A Darwin® Book



My country, Norway, is an excellent place to live. We have sufficient welfare to satisfy most needs, and we excel in terms of international comparisons of living standards. Nevertheless, health statistics suggest that not everything is as it ought to be. Approximately half the Norwegian population suffers at least one diagnosable mental disorder in a lifetime. Too many struggle with anxiety and depression; others suffer from chronic pain, loneliness, poor sleep, and misuse of alcohol or drugs. The brain is a delicate organ, and problems associated with it tend to have unpleasant consequences. In other words, it seems as though the quality of life for the average Norwegian is not that excellent-at least not as good as it ought to be, and perhaps could be.

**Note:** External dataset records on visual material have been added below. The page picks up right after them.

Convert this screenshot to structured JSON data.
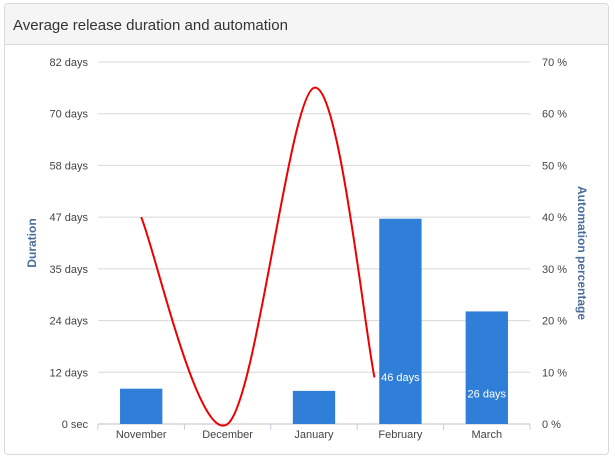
{
  "panel": {
    "title": "Average release duration and automation"
  },
  "chart_data": {
    "type": "bar",
    "categories": [
      "November",
      "December",
      "January",
      "February",
      "March"
    ],
    "series": [
      {
        "name": "Duration",
        "kind": "bar",
        "axis": "left",
        "values": [
          8,
          0,
          7.5,
          46.5,
          25.5
        ],
        "data_labels": [
          "",
          "",
          "",
          "46 days",
          "26 days"
        ],
        "color": "#2f7ed8"
      },
      {
        "name": "Automation percentage",
        "kind": "spline",
        "axis": "right",
        "values": [
          40,
          0,
          65,
          null,
          null
        ],
        "partial_end": {
          "x_index": 2.7,
          "value": 9
        },
        "color": "#ee0000"
      }
    ],
    "ylabel": "Duration",
    "y2label": "Automation percentage",
    "ylim": [
      0,
      82
    ],
    "y2lim": [
      0,
      70
    ],
    "yticks": [
      "0 sec",
      "12 days",
      "24 days",
      "35 days",
      "47 days",
      "58 days",
      "70 days",
      "82 days"
    ],
    "y2ticks": [
      "0 %",
      "10 %",
      "20 %",
      "30 %",
      "40 %",
      "50 %",
      "60 %",
      "70 %"
    ],
    "grid": true,
    "legend": "none"
  }
}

      The situation is similar in other industrialized countries. The welfare and health programs provided by society offer most people what the body requires but fail to satisfy the needs of the mind. It's a shame, because processes taking place in the brain determine whether one is happy or not. A broken leg causes some pain, but does not necessarily ruin your mood-a depression does.
      If we can find out what causes the misery and why industrialized societies produce mental agony, I strongly believe it should be possible to alleviate this situation. A key purpose of my work as a chief scientist at the Division of Mental Health of the Norwegian Institute of Public Health is to identify measures that can improve mental health. To find out what it takes to be happy is, therefore, not only a personal pursuit, but also what my job is about. In the hope of finding remedies, I have traveled the globe studying people who live in ways that differ from what most of us are used to-for the reason that there is a lot to be learned from these people.